I made a website for my photos
• 4 min read
Photography is a small hobby of mine, and I used to post some of my photos on photography websites like 500px. But, apart from blurry photos, on that site you get people liking your photos just because you liked theirs, and people following you just so that you follow them back: it’s basically like interacting with bots.
Not getting much from that experience, I’ve wanted to build a dedicated site for my photos for a while. It means I can make sure photos are displayed in the way I want, use modern image formats, and even go back and edit an old photo if I feel the sudden urge to.
That site has now been built, and the first version of it’s at photos.reupen.uk. It currently has 39 photos, including some better shots of the moon than I posted on here. The photos were all taken with the mirrorless or DSLR camera I had at the time (all Canon models).
Technical details
The rest of this post is fairly technical, so stop reading here if that doesn’t interest you.
What I used to build the site
I used a web framework called Astro for the site. I’ve used it before, and it’s nice and simple for static sites.
The <picture> HTML element is used for images. It allows multiple image sizes and formats to be provided, letting the web browser pick the most appropriate (based on factors like what it supports, the viewport size and the resolution of the screen). At the moment, I’m providing images in the AVIF and WebP formats. AVIF is by far the better format of the two for lossy images, but it’s still not supported in Microsoft Edge. WebP therefore serves as a fallback for Edge (and people using old versions of the other major browsers). (As an aside, I’m somewhat sceptical about WebP for photos based on these results, so I may decide to replace it with JPEG if it turns out there’s not much difference for my target file sizes.)

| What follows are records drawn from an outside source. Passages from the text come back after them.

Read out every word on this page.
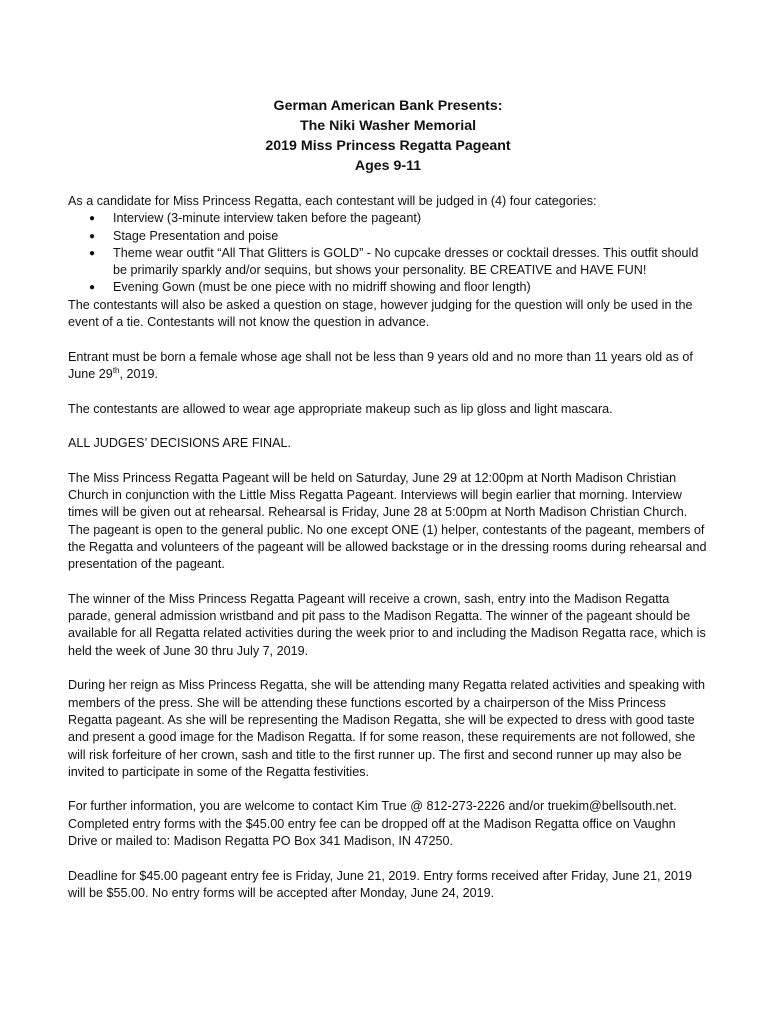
German American Bank Presents:
The Niki Washer Memorial
2019 Miss Princess Regatta Pageant
Ages 9-11

As a candidate for Miss Princess Regatta, each contestant will be judged in (4) four categories:

● Interview (3-minute interview taken before the pageant)
● Stage Presentation and poise
● Theme wear outfit “All That Glitters is GOLD” - No cupcake dresses or cocktail dresses. This outfit should be primarily sparkly and/or sequins, but shows your personality. BE CREATIVE and HAVE FUN!
● Evening Gown (must be one piece with no midriff showing and floor length)

The contestants will also be asked a question on stage, however judging for the question will only be used in the event of a tie. Contestants will not know the question in advance.

Entrant must be born a female whose age shall not be less than 9 years old and no more than 11 years old as of June 29th, 2019.

The contestants are allowed to wear age appropriate makeup such as lip gloss and light mascara.

ALL JUDGES’ DECISIONS ARE FINAL.

The Miss Princess Regatta Pageant will be held on Saturday, June 29 at 12:00pm at North Madison Christian Church in conjunction with the Little Miss Regatta Pageant. Interviews will begin earlier that morning. Interview times will be given out at rehearsal. Rehearsal is Friday, June 28 at 5:00pm at North Madison Christian Church. The pageant is open to the general public. No one except ONE (1) helper, contestants of the pageant, members of the Regatta and volunteers of the pageant will be allowed backstage or in the dressing rooms during rehearsal and presentation of the pageant.

The winner of the Miss Princess Regatta Pageant will receive a crown, sash, entry into the Madison Regatta parade, general admission wristband and pit pass to the Madison Regatta. The winner of the pageant should be available for all Regatta related activities during the week prior to and including the Madison Regatta race, which is held the week of June 30 thru July 7, 2019.

During her reign as Miss Princess Regatta, she will be attending many Regatta related activities and speaking with members of the press. She will be attending these functions escorted by a chairperson of the Miss Princess Regatta pageant. As she will be representing the Madison Regatta, she will be expected to dress with good taste and present a good image for the Madison Regatta. If for some reason, these requirements are not followed, she will risk forfeiture of her crown, sash and title to the first runner up. The first and second runner up may also be invited to participate in some of the Regatta festivities.

For further information, you are welcome to contact Kim True @ 812-273-2226 and/or truekim@bellsouth.net. Completed entry forms with the $45.00 entry fee can be dropped off at the Madison Regatta office on Vaughn Drive or mailed to: Madison Regatta PO Box 341 Madison, IN 47250.

Deadline for $45.00 pageant entry fee is Friday, June 21, 2019. Entry forms received after Friday, June 21, 2019 will be $55.00. No entry forms will be accepted after Monday, June 24, 2019.
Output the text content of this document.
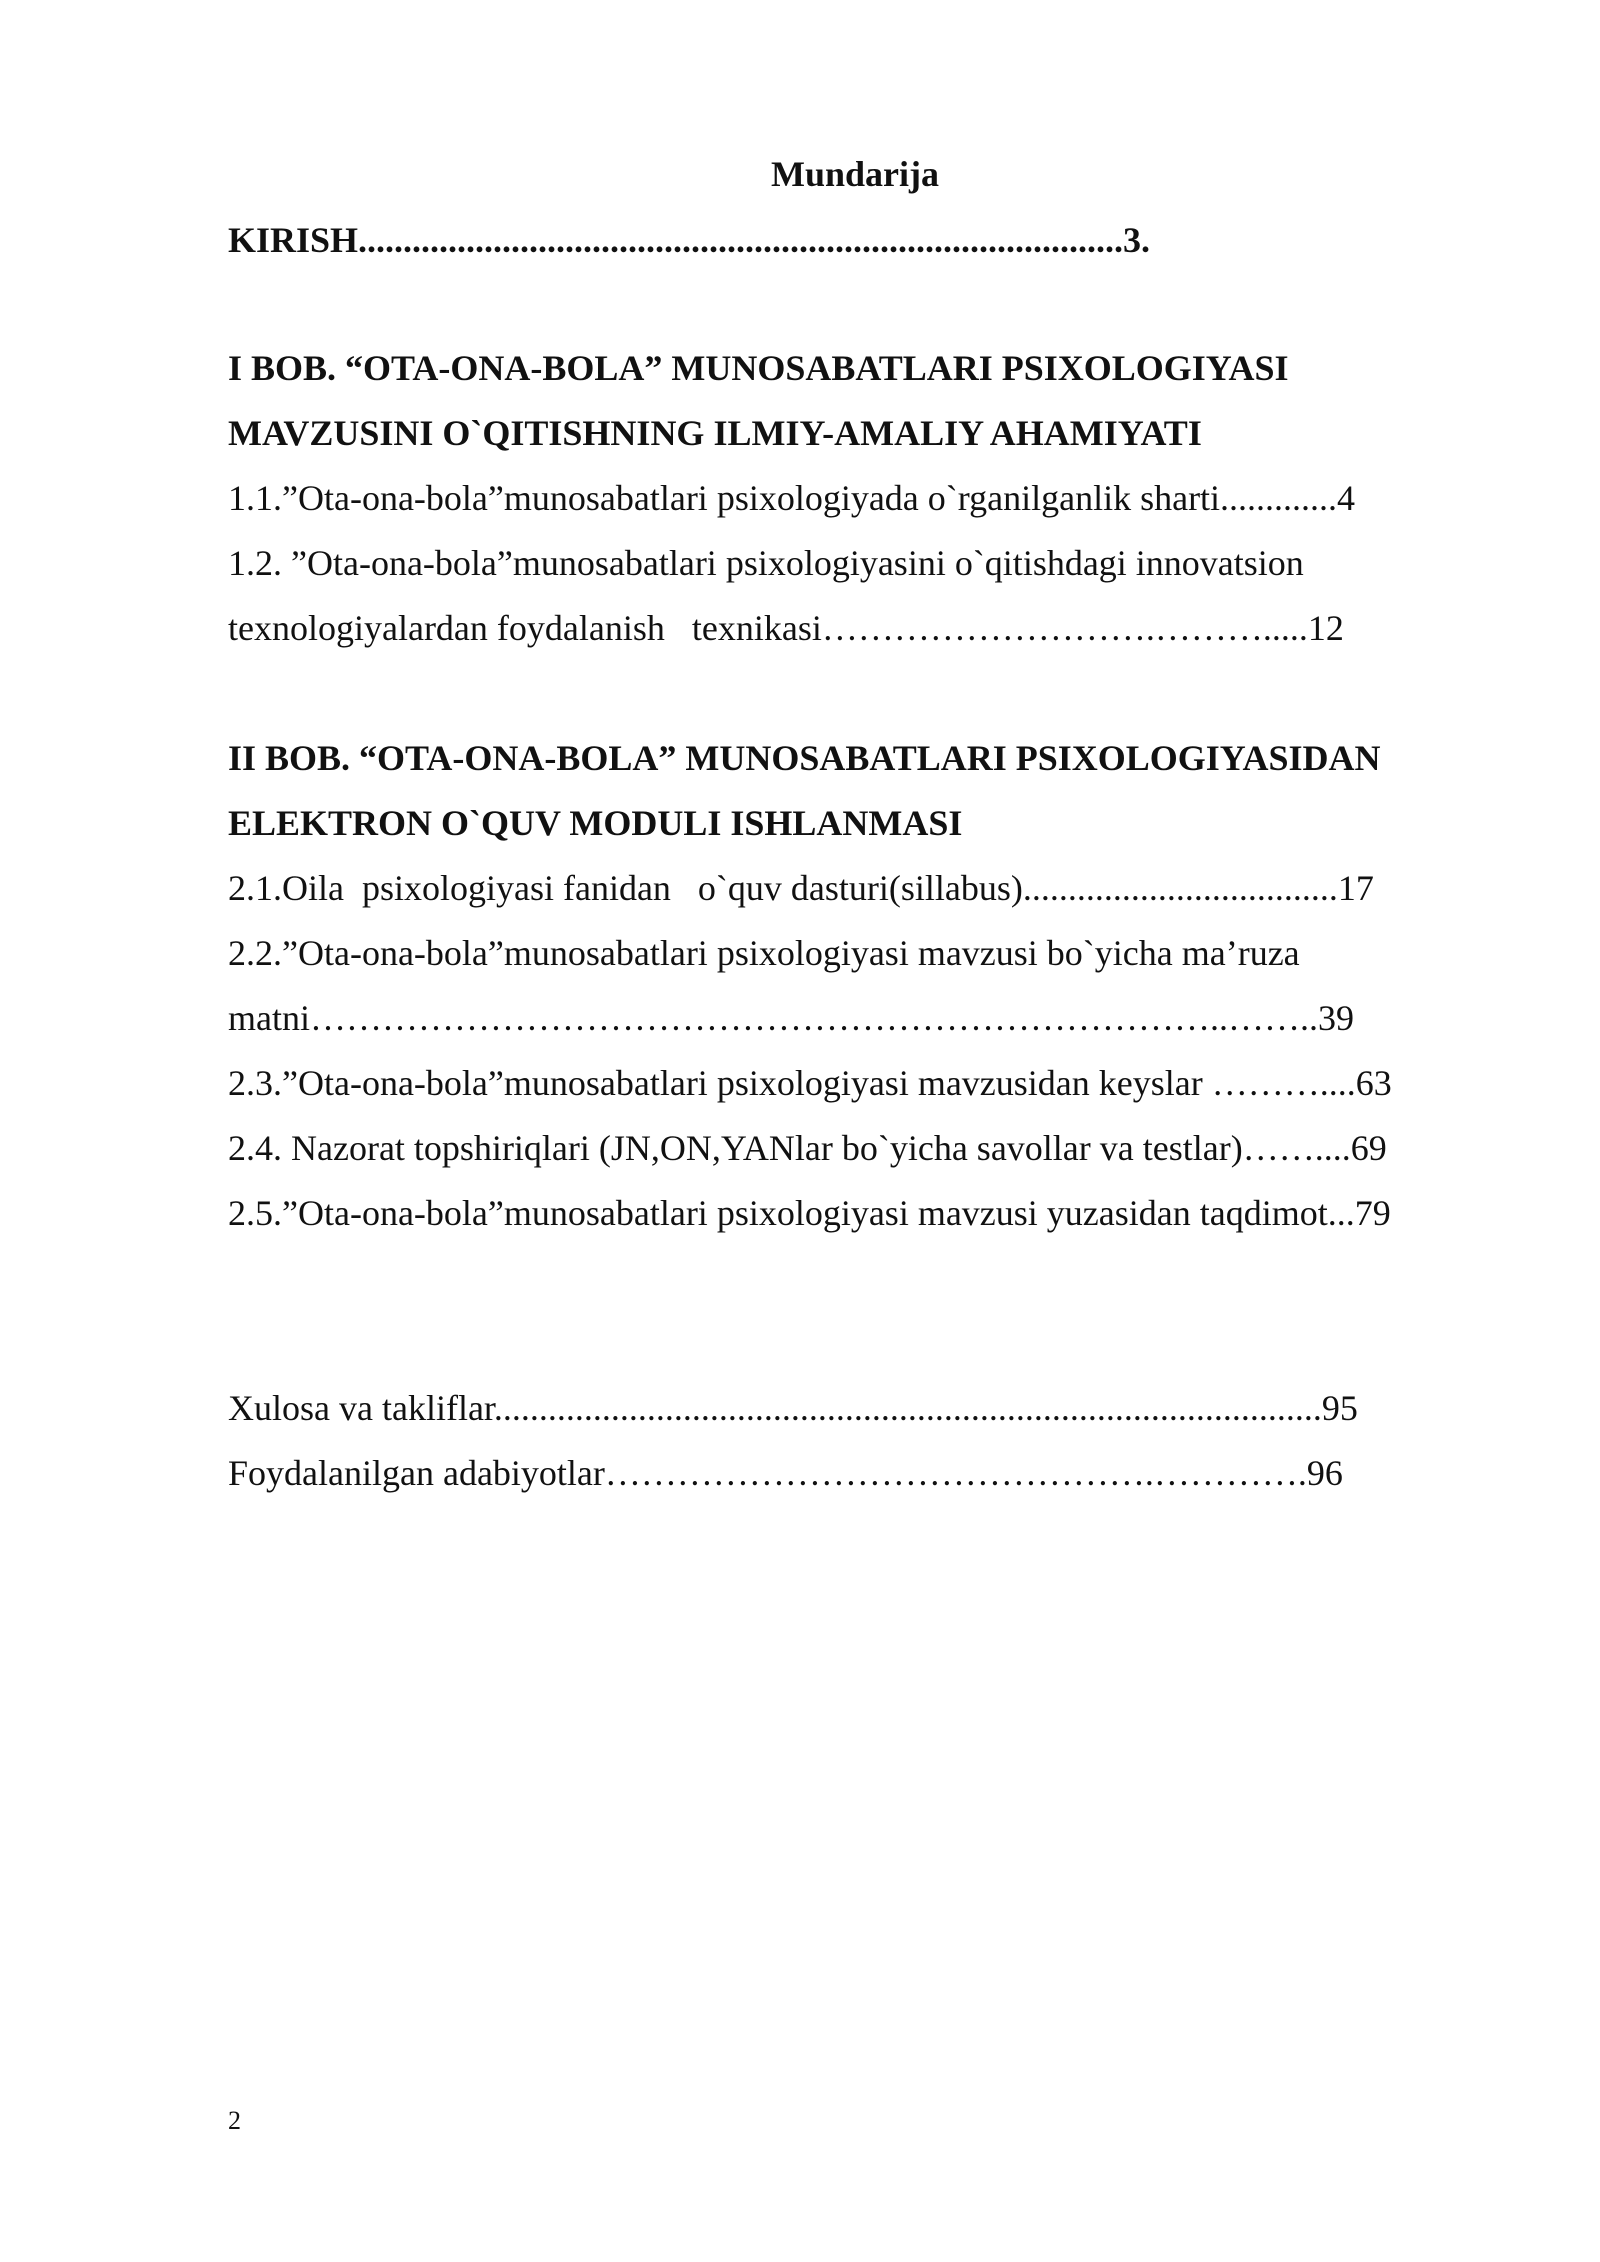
Mundarija
KIRISH.....................................................................................3.
I BOB. “OTA-ONA-BOLA” MUNOSABATLARI PSIXOLOGIYASI
MAVZUSINI O`QITISHNING ILMIY-AMALIY AHAMIYATI
1.1.”Ota-ona-bola”munosabatlari psixologiyada o`rganilganlik sharti.............4
1.2. ”Ota-ona-bola”munosabatlari psixologiyasini o`qitishdagi innovatsion
texnologiyalardan foydalanish   texnikasi……………………….……….....12
II BOB. “OTA-ONA-BOLA” MUNOSABATLARI PSIXOLOGIYASIDAN
ELEKTRON O`QUV MODULI ISHLANMASI
2.1.Oila  psixologiyasi fanidan   o`quv dasturi(sillabus)...................................17
2.2.”Ota-ona-bola”munosabatlari psixologiyasi mavzusi bo`yicha ma’ruza
matni…………………………………………………………………..……..39
2.3.”Ota-ona-bola”munosabatlari psixologiyasi mavzusidan keyslar ………....63
2.4. Nazorat topshiriqlari (JN,ON,YANlar bo`yicha savollar va testlar)……....69
2.5.”Ota-ona-bola”munosabatlari psixologiyasi mavzusi yuzasidan taqdimot...79
Xulosa va takliflar............................................................................................95
Foydalanilgan adabiyotlar……………………………………….………….96
2
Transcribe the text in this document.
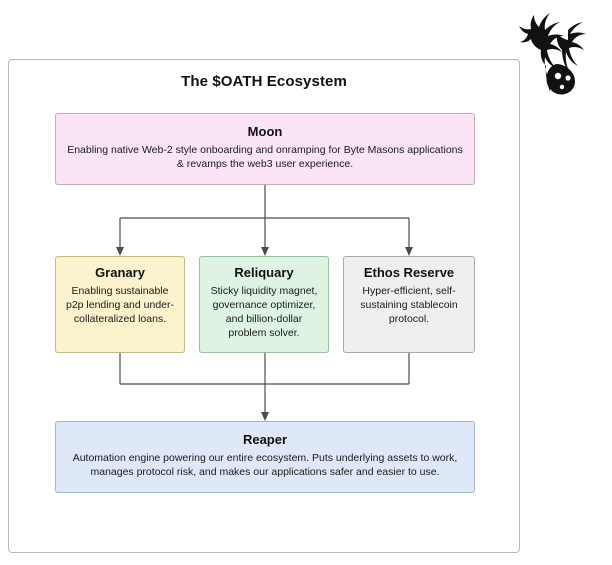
The $OATH Ecosystem
Moon
Enabling native Web-2 style onboarding and onramping for Byte Masons applications & revamps the web3 user experience.
Granary
Enabling sustainable p2p lending and under-collateralized loans.
Reliquary
Sticky liquidity magnet, governance optimizer, and billion-dollar problem solver.
Ethos Reserve
Hyper-efficient, self-sustaining stablecoin protocol.
Reaper
Automation engine powering our entire ecosystem. Puts underlying assets to work, manages protocol risk, and makes our applications safer and easier to use.
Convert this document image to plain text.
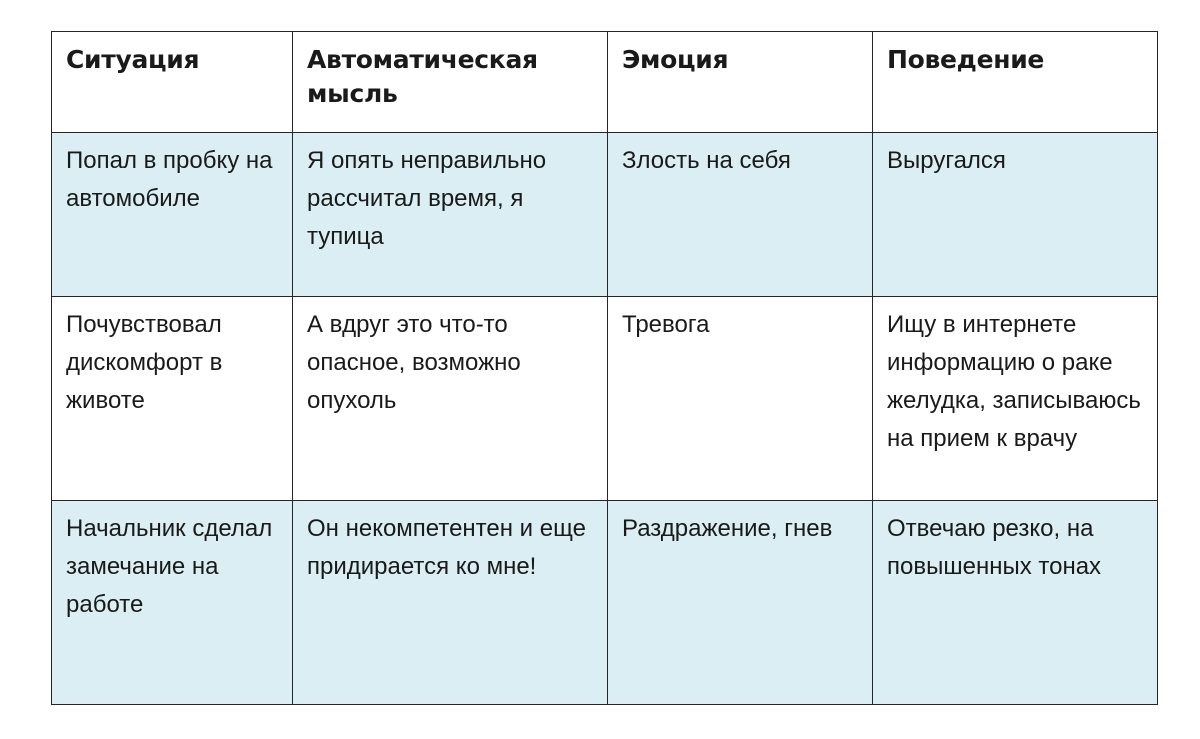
Ситуация	Автоматическая мысль	Эмоция	Поведение
Попал в пробку на автомобиле	Я опять неправильно рассчитал время, я тупица	Злость на себя	Выругался
Почувствовал дискомфорт в животе	А вдруг это что-то опасное, возможно опухоль	Тревога	Ищу в интернете информацию о раке желудка, записываюсь на прием к врачу
Начальник сделал замечание на работе	Он некомпетентен и еще придирается ко мне!	Раздражение, гнев	Отвечаю резко, на повышенных тонах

The original images are generally in RAW format, and processed and edited with a program like Adobe Lightroom. This meant that I needed an intermediate image format to save those edited RAW images in. I decided to use lossless WebP files, scaled down to fit within 3840x2160 (a common 4k resolution). Using a lossless format avoids lossy to lossy transcodes (and the associated problems) when converting the intermediate images into the various image sizes and formats used on the site. Lossless images do mean larger source images though, so I used Git Large File Storage (LFS) to keep the intermediate images under version control without the files themselves being in the Git repository.
During the site build process, the popular Sharp library is used to convert the lossless images into the lossy versions published on the site. (I’d like to get the source images in JPEG XL at some point, but that depends on JPEG XL support being enabled in Sharp out of the box.)
There’s always a snag
As is inevitable when writing software for the web, I ran into some curious problems along the way. One of those problems was a Chrome bug, where in a particular scenario it doesn’t reserve space for an image before it’s loaded, causing a layout shift. I ended up changing the layout of the image pages to avoid that.
Another problem was that, by default, Sharp doesn’t embed ICC colour profiles in output images, and, also by default, Firefox doesn’t colour manage untagged images (images without an explicitly assigned colour profile). This wasn’t actually a problem for AVIF, as it has another simpler way of signalling colour spaces which Firefox is able to use. However, the colours of the output WebP images looked noticeably wrong in Firefox, and I didn’t want to risk someone visiting the site seeing that.
That problem was easy to solve – the
previously linked withMetadata
method
will make Sharp embed ICC profiles in output images, in turn making Firefox
display the images as expected in its default configuration. (It’s also worth
noting that the draft CSS Color Module Level 4 specification
requires untagged images to be treated as being in the sRGB colour space.)
I also, however, noticed that the colour I had chosen for links was displaying noticeably differently in Firefox and Chrome. I fixed that just for me by manually configuring my copy of Firefox to use full colour management. That brought colours in Firefox in line with Chrome and Edge (for text, untagged images and everything else). There is an open bug about enabling full colour management in Firefox by default (they tried once, and reverted it due to a bug with HTML canvas).
The last snag worth mentioning is that I quickly hit GitHub’s current 1 GiB-per-month download limit (archived page) for files stored using Git LFS. The free limit is being increased to 10 GiB, though, which will be more than enough for me when it happens (the changes were delayed at the last minute, with a new date not yet announced). I also made some changes to my GitHub Actions workflows and Dependabot configuration to minimise downloads of files stored using Git LFS. (It’s also worth mentioning that I’m not entirely in control of usage here, as if someone else pulls the LFS-managed files, it’ll count against my limit. That even applies in a fork.)
The code is public
There’s nothing secret about that site, so its source code is on GitHub.